De todos los abrazos que recibió de su madre, el niño de las botas tiró mano cada vez que se sentía triste y solo. En algún momento de nuestras vidas todos necesitamos escaparnos hacia ese estado de seguridad que solo puede percibirse tras el abrazo de una madre.

En realidad él admiraba fascinado el tren a su paso, y lo que más deseaba en este mundo era ser el maquinista de aquel tren. Corría, y se paraba pacientemente cerca del paso a nivel, esperando que pasara con sus vagones y su ruido. El héroe del niño, mucho antes de que alcanzara a conocer al Capitán Trueno, era el maquinista del tren, rodeado de un halo de misterioso poder.

El día en que reparó en aquella enorme rata muerta, convirtiéndola en algo menos repugnante desde el instante en que la tomó en su mano, olvidó por completo espiar la llegada del tren y también ese día, el envidiado maquinista pasó a un segundo plano.

Más tarde, en apenas unos años, muy pocos, se convirtió en “chico grande” que va al colegio. Las botas aumentaron de talla, dejando atrás simbólicamente el barro. Pero el tren siguió formando parte de su vida. La idea de ser maquinista iba ahora tomando forma. Aunque en realidad fueron otras circunstancias, a modo de cronistas ocasionales, las que le marcaron el camino de su vida. Eso fue lo que pasó una y otra vez, que se giró para posar terminó en una foto definitiva.

De esa manera fue un poco todos sus héroes: cuidador de animales, electricista, pintor de edificios, decorador de paredes, malabarista, entrenador de fútbol, bibliotecario, acomodador de cine  y hasta maestro. Todo por un flash, como la foto con la rata.
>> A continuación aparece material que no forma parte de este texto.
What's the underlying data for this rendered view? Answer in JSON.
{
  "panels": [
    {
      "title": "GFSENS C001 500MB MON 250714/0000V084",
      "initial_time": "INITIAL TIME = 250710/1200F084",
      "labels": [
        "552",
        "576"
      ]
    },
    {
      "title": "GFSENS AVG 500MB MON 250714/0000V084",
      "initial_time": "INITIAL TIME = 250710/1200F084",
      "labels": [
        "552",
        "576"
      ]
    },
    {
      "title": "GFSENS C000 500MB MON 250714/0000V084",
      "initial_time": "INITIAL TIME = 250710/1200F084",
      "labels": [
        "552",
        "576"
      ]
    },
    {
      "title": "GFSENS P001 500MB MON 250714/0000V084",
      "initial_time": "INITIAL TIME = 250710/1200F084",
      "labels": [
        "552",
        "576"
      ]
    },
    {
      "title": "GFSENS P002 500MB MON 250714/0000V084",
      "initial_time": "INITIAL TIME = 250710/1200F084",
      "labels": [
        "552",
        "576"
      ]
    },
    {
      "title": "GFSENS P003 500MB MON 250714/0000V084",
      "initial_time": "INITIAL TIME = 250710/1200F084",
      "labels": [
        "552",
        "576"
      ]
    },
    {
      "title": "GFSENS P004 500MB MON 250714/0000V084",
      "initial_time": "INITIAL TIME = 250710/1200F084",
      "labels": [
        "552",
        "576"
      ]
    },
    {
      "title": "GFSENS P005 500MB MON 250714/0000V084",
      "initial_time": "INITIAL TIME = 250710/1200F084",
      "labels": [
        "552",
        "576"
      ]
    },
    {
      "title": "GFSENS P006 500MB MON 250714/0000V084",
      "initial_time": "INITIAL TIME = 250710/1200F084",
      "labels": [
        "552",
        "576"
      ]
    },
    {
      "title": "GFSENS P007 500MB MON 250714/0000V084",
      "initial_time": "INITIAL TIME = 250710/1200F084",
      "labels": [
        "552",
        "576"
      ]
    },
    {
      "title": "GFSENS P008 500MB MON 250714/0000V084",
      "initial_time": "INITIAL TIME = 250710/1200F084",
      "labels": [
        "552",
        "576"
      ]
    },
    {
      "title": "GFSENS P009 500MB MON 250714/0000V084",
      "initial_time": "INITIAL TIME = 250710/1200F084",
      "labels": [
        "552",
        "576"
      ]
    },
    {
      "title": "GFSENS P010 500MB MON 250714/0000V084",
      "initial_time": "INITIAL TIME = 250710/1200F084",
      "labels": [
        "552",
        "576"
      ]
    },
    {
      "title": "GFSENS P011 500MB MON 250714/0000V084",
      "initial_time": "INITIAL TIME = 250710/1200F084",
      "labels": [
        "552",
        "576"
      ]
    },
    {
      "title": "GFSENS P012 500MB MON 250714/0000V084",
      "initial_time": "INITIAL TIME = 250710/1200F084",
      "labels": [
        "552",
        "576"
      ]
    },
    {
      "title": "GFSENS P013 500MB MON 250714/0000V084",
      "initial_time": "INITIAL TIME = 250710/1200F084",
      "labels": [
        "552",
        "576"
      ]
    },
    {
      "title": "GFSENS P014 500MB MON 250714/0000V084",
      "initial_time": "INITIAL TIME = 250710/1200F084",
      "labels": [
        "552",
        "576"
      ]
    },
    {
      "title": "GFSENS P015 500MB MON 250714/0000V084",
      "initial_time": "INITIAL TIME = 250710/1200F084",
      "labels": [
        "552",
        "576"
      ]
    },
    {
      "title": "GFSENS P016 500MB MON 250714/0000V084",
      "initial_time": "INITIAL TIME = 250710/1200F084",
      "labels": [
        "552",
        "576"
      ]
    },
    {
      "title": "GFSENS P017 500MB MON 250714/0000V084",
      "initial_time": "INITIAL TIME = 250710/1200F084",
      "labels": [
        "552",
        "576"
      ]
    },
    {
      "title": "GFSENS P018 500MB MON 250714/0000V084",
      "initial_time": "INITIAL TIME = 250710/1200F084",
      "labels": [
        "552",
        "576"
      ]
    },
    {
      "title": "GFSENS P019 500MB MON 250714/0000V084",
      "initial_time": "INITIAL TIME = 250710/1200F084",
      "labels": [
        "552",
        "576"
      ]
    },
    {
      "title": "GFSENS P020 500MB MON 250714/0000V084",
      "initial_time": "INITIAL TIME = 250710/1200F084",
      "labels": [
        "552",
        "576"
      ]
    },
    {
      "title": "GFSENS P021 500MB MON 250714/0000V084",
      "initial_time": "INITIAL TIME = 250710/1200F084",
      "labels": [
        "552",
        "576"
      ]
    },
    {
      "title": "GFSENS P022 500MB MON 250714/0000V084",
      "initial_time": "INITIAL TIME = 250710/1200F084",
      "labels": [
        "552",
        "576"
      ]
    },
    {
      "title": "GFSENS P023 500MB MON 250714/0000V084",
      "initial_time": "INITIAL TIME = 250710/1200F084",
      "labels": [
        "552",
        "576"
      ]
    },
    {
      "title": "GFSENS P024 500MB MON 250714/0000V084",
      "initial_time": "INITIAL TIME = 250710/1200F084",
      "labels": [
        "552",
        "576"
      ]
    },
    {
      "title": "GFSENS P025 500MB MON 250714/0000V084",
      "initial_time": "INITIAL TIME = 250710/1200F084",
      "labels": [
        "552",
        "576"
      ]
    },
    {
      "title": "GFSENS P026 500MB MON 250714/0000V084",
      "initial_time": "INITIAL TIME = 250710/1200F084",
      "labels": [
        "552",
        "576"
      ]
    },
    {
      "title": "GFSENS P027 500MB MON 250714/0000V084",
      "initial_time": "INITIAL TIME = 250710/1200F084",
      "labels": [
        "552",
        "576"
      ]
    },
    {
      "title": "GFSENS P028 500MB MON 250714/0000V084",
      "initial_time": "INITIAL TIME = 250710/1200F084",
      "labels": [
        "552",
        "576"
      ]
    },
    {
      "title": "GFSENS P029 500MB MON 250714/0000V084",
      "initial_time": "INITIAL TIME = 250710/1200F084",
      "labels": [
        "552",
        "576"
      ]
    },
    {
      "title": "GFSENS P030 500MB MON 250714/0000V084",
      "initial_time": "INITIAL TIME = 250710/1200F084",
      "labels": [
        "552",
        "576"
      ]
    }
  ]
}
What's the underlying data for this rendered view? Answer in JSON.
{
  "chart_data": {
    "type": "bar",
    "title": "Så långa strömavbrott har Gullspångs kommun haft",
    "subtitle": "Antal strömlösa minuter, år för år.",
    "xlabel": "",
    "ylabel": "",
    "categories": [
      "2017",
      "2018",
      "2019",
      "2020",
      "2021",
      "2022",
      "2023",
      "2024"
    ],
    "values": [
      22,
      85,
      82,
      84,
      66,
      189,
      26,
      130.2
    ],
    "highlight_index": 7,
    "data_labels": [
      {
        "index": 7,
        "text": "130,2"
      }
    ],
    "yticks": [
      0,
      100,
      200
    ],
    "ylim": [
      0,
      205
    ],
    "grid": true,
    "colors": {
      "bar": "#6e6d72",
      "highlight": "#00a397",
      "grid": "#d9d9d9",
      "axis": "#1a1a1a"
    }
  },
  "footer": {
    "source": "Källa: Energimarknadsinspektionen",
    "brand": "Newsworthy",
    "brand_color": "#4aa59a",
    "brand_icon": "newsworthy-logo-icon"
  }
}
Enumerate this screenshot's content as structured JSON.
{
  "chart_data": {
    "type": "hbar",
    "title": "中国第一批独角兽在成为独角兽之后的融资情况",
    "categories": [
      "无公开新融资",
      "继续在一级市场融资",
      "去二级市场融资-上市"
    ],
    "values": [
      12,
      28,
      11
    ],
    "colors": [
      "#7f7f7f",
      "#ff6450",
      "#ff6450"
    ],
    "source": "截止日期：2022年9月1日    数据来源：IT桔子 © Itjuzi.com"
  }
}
El niño augura que cuando llegue a casa no podrá llevar la rata consigo, así que se la lleva bajo el árbol y la esconde entre dos piedras. Para su sorpresa, el fotógrafo, conciente de su propia genialidad, apareció por la casa con la foto unas semanas más tarde. La madre gustosa la compró. Cuando él nació, casi no lo cuentan. Por suerte ahora podían hablar de ello. Pero era chiquito y peludo. La comadrona decidió llamar al cura, había que bautizarle con urgencia, no fuera que muriera pagano.  En realidad a ella su niño le parecía hermoso de cualquier manera. Compró aquella foto que después de que dejara de ser novedad, guardó junto con otras en una caja de lata en un cajón de la cómoda. Allí estuvo durante muchos años. Un buen día la prestó para una exposición que recogía la historia del pueblo. De esa forma llegó a la galería, formando parte de un catálogo de instantáneas de otros muchos personajes.

Cuando ya de mayor cogió el tren que definitivamente le llevaría a buscar su destino en la vida, cayó en la cuenta de que éste no terminaba por aparecer. En realidad eran muchas estaciones, una tras otra, las que se iban sucediendo. Mirar por la ventanilla era fascinante y jamás le produciría vértigo. Pero no existía un destino. Su destino desde entonces sería el mundo entero.

1 comentario:

  1. Hola Encarna, estoy en Medellín (Colombia) y buscando imágenes de Molacillos en google, nos encontramos con tu relato que también es nuestro. Nos ha emocionado leerlo y quiero agradecerte el que le hayas puesto palabras tan bonitas a una pequeña historia de un niño con botas que soñaba con ser maquinista. Un beso, Manuel L Hernández Enríquez.